[Bug 1636912] Re: systemd-networkd runs too late for cloud-init.service (net)
David Glasser
1636912 at bugs.launchpad.net
Wed Nov 30 05:28:57 UTC 2016
Hi. This issue affected us on Xenial; we explicitly enable systemd-
networkd on our images (when creating our AMI), and after a recent AMI
rebuild we were no longer able to start our AMIs. When I looked at the
system console we saw things that looked like:
[ 52.866176] cloud-init[721]: Cloud-init v. 0.7.8 running 'init' at Wed, 30 Nov 2016 03:13:22 +0000. Up 51.74 seconds.

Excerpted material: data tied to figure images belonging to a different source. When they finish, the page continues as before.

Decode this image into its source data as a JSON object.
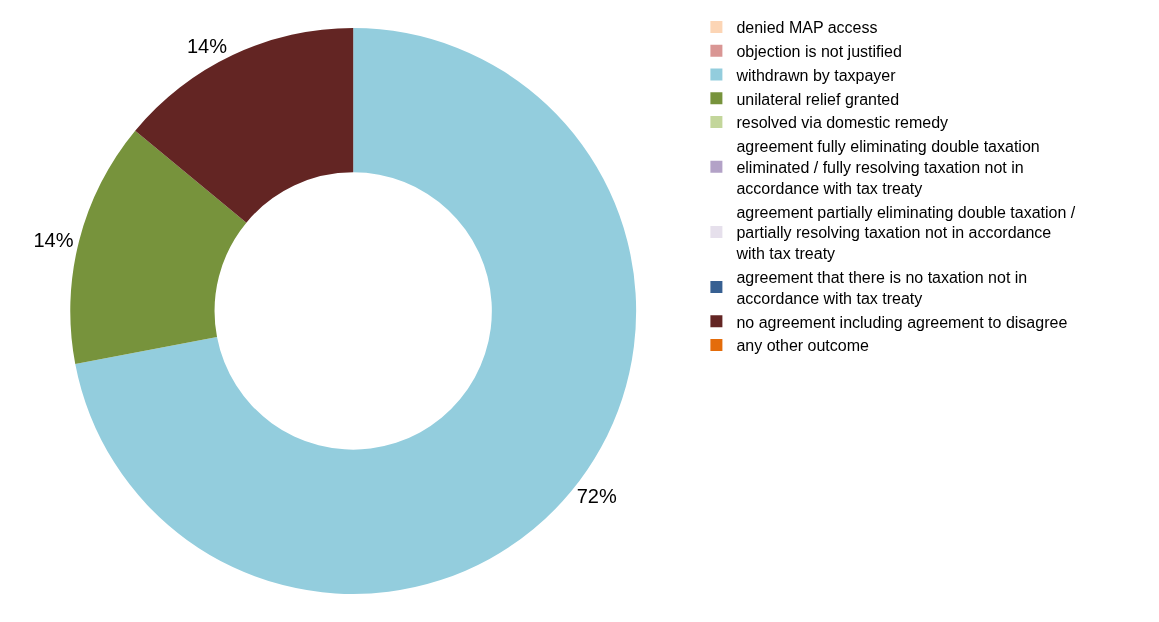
{
  "chart_data": {
    "type": "donut",
    "categories": [
      "denied MAP access",
      "objection is not justified",
      "withdrawn by taxpayer",
      "unilateral relief granted",
      "resolved via domestic remedy",
      "agreement fully eliminating double taxation eliminated / fully resolving taxation not in accordance with tax treaty",
      "agreement partially eliminating double taxation / partially resolving taxation not in accordance with tax treaty",
      "agreement that there is no taxation not in accordance with tax treaty",
      "no agreement including agreement to disagree",
      "any other outcome"
    ],
    "values": [
      0,
      0,
      72,
      14,
      0,
      0,
      0,
      0,
      14,
      0
    ],
    "colors": [
      "#fcd5b5",
      "#d99694",
      "#93cddd",
      "#77933c",
      "#c3d69b",
      "#b3a2c7",
      "#e6e0ec",
      "#376092",
      "#632523",
      "#e46c0a"
    ],
    "value_labels": [
      null,
      null,
      "72%",
      "14%",
      null,
      null,
      null,
      null,
      "14%",
      null
    ],
    "legend": "right"
  }
}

[ 52.873058] cloud-init[721]: ci-info: +++++++++++++++++++++++++++Net device info++++++++++++++++++++++++++++
[ 52.879734] cloud-init[721]: ci-info: +--------+-------+-----------+-----------+-------+-------------------+
[ 52.886030] cloud-init[721]: ci-info: | Device | Up | Address | Mask | Scope | Hw-Address |
[ 52.892162] cloud-init[721]: ci-info: +--------+-------+-----------+-----------+-------+-------------------+
[ 52.897909] cloud-init[721]: ci-info: | lo | True | 127.0.0.1 | 255.0.0.0 | . | . |
[ 52.904408] cloud-init[721]: ci-info: | lo | True | ::1/128 | . | host | . |
[ 52.910315] cloud-init[721]: ci-info: | ens3 | False | . | . | . | 0a:c6:90:b1:76:26 |
[ 52.916070] cloud-init[721]: ci-info: +--------+-------+-----------+-----------+-------+-------------------+
[ 52.921096] cloud-init[721]: 2016-11-30 03:13:23,567 - url_helper.py[WARNING]: Calling 'http://169.254.169.254/2009-04-04/meta-data/instance-id' failed [0/120s]: request error [HTTPConnectionPool(host='169.254.169.254', port=80): Max retries exceeded with url: /2009-04-04/meta-data/instance-id (Caused by NewConnectionError('<requests.packages.urllib3.connection.HTTPConnection object at 0x7f4feee32cf8>: Failed to establish a new connection: [Errno 101] Network is unreachable',))]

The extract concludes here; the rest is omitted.